Sunday, February 26, 2012

Tough February

Stinkus is ready for March.  In the words of Sassy:  "She's had a tough February."  Indeed she has--poor girl.  In the past, I've worried about Sassy achieving all of the "firsts" in our house.  Well, I'm sorry/glad to say that Stinkus is fighting for her fair share of the glory.  In the past two weeks alone, she's managed to accomplish a few firsts around here:
1.  Crack her head open on a doorway and send us scrambling to the nearest emergency room.  (I'm guessing with the way she resumed running laps when we got home that this won't be our last visit. . . )
2.  Get her fingers shut in the car door (though we can blame this on a very remorseful big sister.  Sassy boo-hooed long after Stinkus had forgetten that her fingers hurt.)
3.  Lock herself in a room (AGAIN.)  At least this time, I could pop a paper clip in the little hole and unlock it--last time required busting the door frame apart.  Note to hubby--you still need to fix the door frame. . .  It's still amazing to me that we've had the same doors now for eight years and THIS child figures out how to lock them.

She's also sprouted a big goose egg from falling at Grandma's AND continued to exasperate me with potty training.  Though today she only had one accident (right after I put real panties on her. . .  Great timing there. . . )  On top of all of this, she's started a new daycare center and mornings have been a bit traumatic.  She's figured out that I'm a teacher and I think since this is her first "school" environment, she's decided that I need to stay and be HER teacher.  (Heaven help those children if I had to deal with multiple kiddos under the age of 12. . . )  I know that the meltdown only lasts for five minutes--it's good to have friends who drop off right after me--but man, it's tough getting out the door when her arms and legs are wrapped around me and she's crying, "I just want yooooouuuuu, Mama!"  A teacher peels her off and then the blood-curdling screaming begins as I try to get out without a meltdown of my own.  Bleh.  Tough February indeed.

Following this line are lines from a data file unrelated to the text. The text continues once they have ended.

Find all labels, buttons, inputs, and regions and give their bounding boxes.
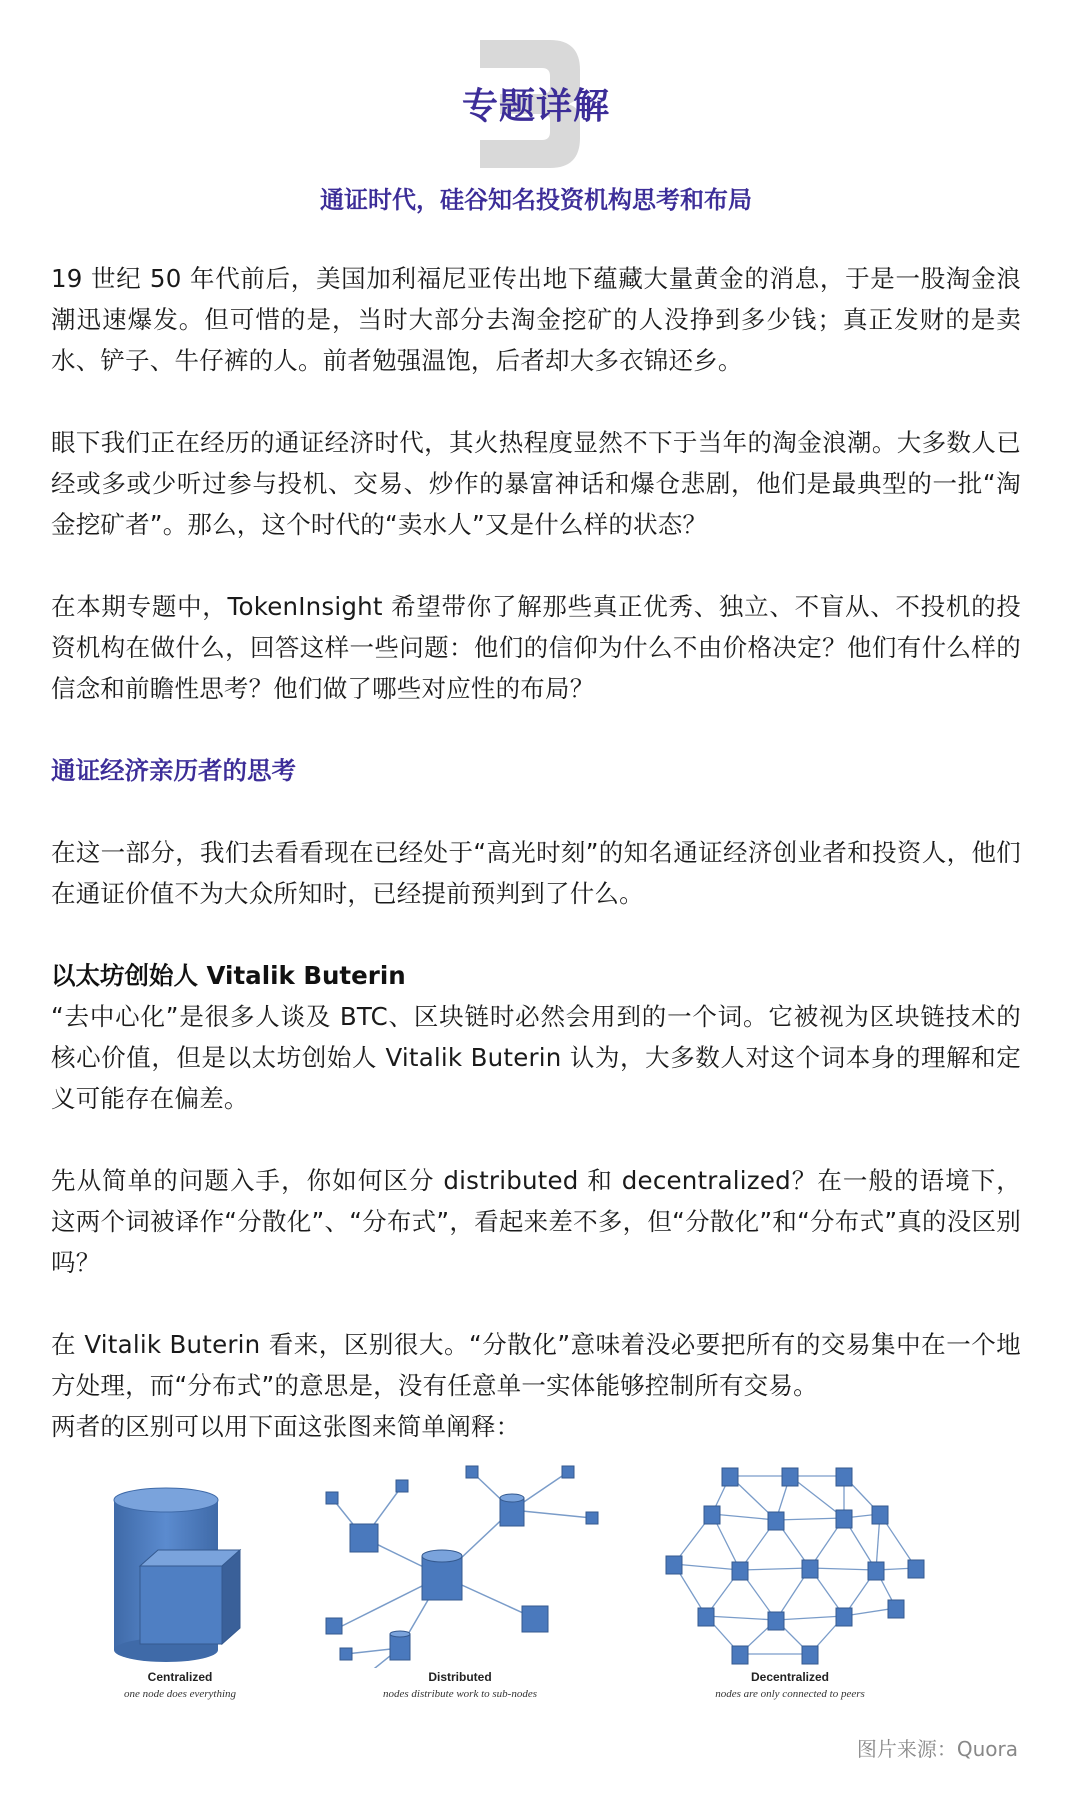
centralized-panel [100, 1458, 260, 1708]
centralized-label: Centralized [147, 1670, 213, 1684]
paragraph-tokeninsight-intro: 在本期专题中，TokenInsight 希望带你了解那些真正优秀、独立、不盲从、不投机的投资机构在做什么，回答这样一些问题：他们的信仰为什么不由价格决定？他们有什么样的信念和前瞻性思考？他们做了哪些对应性的布局？ [51, 592, 1021, 703]
distributed-label: Distributed [428, 1670, 492, 1684]
distributed-caption: nodes distribute work to sub-nodes [383, 1688, 537, 1700]
paragraph-gold-rush: 19 世纪 50 年代前后，美国加利福尼亚传出地下蕴藏大量黄金的消息，于是一股淘金浪潮迅速爆发。但可惜的是，当时大部分去淘金挖矿的人没挣到多少钱；真正发财的是卖水、铲子、牛仔裤的人。前者勉强温饱，后者却大多衣锦还乡。 [51, 264, 1021, 375]
paragraph-decentralization: “去中心化”是很多人谈及 BTC、区块链时必然会用到的一个词。它被视为区块链技术的核心价值，但是以太坊创始人 Vitalik Buterin 认为，大多数人对这个词本身的理解和定义可能存在偏差。 [51, 1002, 1021, 1113]
decentralized-label: Decentralized [750, 1670, 830, 1684]
distributed-diagram [310, 1458, 610, 1668]
paragraph-section-intro: 在这一部分，我们去看看现在已经处于“高光时刻”的知名通证经济创业者和投资人，他们在通证价值不为大众所知时，已经提前预判到了什么。 [51, 838, 1021, 908]
paragraph-vitalik-view: 在 Vitalik Buterin 看来，区别很大。“分散化”意味着没必要把所有的交易集中在一个地方处理，而“分布式”的意思是，没有任意单一实体能够控制所有交易。 [51, 1330, 1021, 1400]
page-subtitle: 通证时代，硅谷知名投资机构思考和布局 [320, 186, 752, 214]
centralized-caption: one node does everything [123, 1688, 237, 1700]
paragraph-distributed-question: 先从简单的问题入手，你如何区分 distributed 和 decentralized？在一般的语境下，这两个词被译作“分散化”、“分布式”，看起来差不多，但“分散化”和“分布式”真的没区别吗？ [51, 1166, 1021, 1277]
section-heading: 通证经济亲历者的思考 [51, 756, 296, 785]
person-heading: 以太坊创始人 Vitalik Buterin [51, 961, 406, 990]
page-title: 专题详解 [461, 86, 610, 127]
decentralized-diagram [640, 1458, 940, 1668]
image-source-credit: 图片来源：Quora [856, 1737, 1018, 1761]
decentralized-caption: nodes are only connected to peers [715, 1688, 865, 1700]
centralized-diagram [100, 1458, 260, 1668]
paragraph-token-economy: 眼下我们正在经历的通证经济时代，其火热程度显然不下于当年的淘金浪潮。大多数人已经或多或少听过参与投机、交易、炒作的暴富神话和爆仓悲剧，他们是最典型的一批“淘金挖矿者”。那么，这个时代的“卖水人”又是什么样的状态？ [51, 428, 1021, 539]
distributed-panel [310, 1458, 610, 1708]
decentralized-panel [640, 1458, 940, 1708]
page-header [0, 0, 1072, 220]
article-body [51, 258, 1021, 1447]
paragraph-figure-intro: 两者的区别可以用下面这张图来简单阐释： [51, 1412, 521, 1441]
network-topology-figure [100, 1458, 1000, 1718]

But once again, I get a little dose of perspective from a friend whose son is going to Children's Mercy.  And no matter how "bad" of a February we seemed to have, it doesn't come close to what S is going through.  And I'm reminded how fragile these days are.  I'm not thrilled about the ER glue that will us cost hundreds of dollars but it's ok.  Stinkus is ok.  And she didn't do too much damage to the wall.  :)  The morning meltdowns will end and I know that she loves her school and they love her, and as a working mama, that's all that matters.  You want someone loving your baby when you can't be there.  I just have to remind myself that most of the "problems" we have are as fleeting as the months.  This too shall pass.  Although I have to wonder if life with Stinkus will ALWAYS keep me on my toes. . .   :)                

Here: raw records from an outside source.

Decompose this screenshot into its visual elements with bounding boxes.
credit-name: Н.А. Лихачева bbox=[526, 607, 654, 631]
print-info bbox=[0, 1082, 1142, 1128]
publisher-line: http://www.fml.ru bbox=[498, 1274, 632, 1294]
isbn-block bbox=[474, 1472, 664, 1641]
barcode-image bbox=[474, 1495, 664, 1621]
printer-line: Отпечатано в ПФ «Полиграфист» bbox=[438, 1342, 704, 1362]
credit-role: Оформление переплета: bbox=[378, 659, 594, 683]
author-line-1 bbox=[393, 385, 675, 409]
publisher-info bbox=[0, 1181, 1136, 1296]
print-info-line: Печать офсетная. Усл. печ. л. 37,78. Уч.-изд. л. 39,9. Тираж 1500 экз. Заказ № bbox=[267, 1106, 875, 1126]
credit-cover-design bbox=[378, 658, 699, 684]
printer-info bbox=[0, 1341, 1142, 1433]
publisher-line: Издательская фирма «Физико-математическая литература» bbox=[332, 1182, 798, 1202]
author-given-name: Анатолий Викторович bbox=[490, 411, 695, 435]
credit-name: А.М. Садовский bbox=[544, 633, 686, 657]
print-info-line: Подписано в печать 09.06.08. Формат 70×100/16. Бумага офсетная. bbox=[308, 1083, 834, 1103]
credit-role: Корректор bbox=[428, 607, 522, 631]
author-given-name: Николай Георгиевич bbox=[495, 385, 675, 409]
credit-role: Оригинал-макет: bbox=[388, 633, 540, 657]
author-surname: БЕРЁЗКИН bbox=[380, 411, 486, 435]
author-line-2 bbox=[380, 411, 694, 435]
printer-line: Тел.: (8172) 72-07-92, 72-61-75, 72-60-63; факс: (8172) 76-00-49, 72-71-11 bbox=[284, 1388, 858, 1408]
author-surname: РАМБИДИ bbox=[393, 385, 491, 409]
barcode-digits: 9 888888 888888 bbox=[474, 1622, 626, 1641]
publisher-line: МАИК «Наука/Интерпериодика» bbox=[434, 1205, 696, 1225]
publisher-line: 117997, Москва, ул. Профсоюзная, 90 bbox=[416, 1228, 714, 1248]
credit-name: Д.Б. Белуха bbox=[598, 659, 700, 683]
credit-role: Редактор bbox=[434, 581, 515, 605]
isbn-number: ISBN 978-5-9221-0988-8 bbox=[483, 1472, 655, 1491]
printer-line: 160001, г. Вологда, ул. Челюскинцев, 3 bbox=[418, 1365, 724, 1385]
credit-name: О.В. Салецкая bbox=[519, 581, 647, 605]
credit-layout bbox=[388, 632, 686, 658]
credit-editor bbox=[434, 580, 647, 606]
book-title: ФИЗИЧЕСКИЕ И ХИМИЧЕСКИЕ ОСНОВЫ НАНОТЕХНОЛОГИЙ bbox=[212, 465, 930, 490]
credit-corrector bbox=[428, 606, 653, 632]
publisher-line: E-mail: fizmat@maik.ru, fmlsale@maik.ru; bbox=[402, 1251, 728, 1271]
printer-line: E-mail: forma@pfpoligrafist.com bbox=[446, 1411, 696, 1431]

Wednesday, February 15, 2012

Daily Life

My life is boring.  I can usually tell you what any given day will involve.  I'll get up and work out (well, most days anyway. . .), eat two pieces of toast for breakfast, have a turkey sandwich and a bag of Sunchips for lunch (but I won't complain too much because I have a husband who packs it every morning for me. . . ) and head home from work.  Our evenings are dinner, baths, books, prayers, and bed.  Followed by me collapsing on the couch exhausted.  Some nights, it's the first chance I've had to sit down.  If I'm lucky, we get the dishwasher loaded or some laundry washed.  And that's my life.  Some days, the routine is mind-numbing.  The clothes are laid out, the bags are packed by the back door. . . we're ready to do it all again the next morning.  Sigh.

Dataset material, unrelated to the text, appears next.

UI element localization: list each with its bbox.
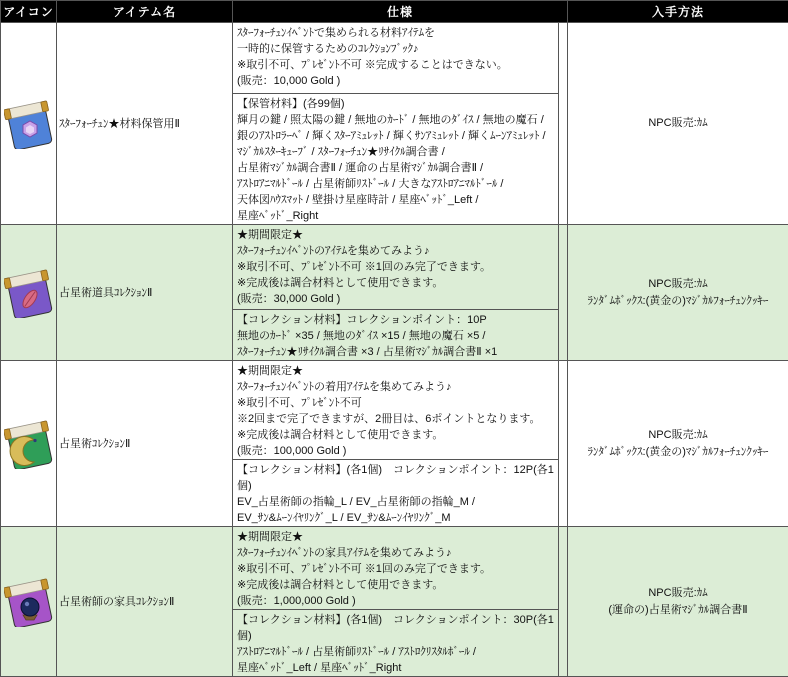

But then sometimes, a typical, boring day soon becomes something else.  You have a teacher come into your classroom and tell you that a plane just hit the World Trade Center.  You turn on the TV and watch with a room of eighth graders as another plane hits the second tower.  Or you get a phone call that you could never prepare for, a phone call that the person on the other end never dreamed they'd have to make.  We had a situation last week that I never thought I'd have to face as a mama.  And for a moment, it rocked our little world and I longed for my plain, old boring life.  I wanted everything to be right.  I needed the comfort of our "mind-numbing" routine: stickers for peeing on the potty (yes, I started another chart), Curious George during breakfast, and a certain little person repeatedly stealing food out of my refrigerator.  (Please don't expect an apple or tortilla from our house without teeth marks.)

All is well now--I hope and pray.  And like many other things I've faced in life, I have to remind myself that God can see something down the road that we can't.  He has a plan for our life, and a reason for the pain and sorrow we experience.  It doesn't make it better, but it's easier to face the next day knowing that He's not only with us, but He knows best.

Now, if you'll excuse me, I have dinner to heat up, a dishwasher to empty, kids to feed and bathe, clothes to lay out, and another day to face.  And I'm so grateful for every boring, mind-numbing moment.  Maybe instead, my life is blessed.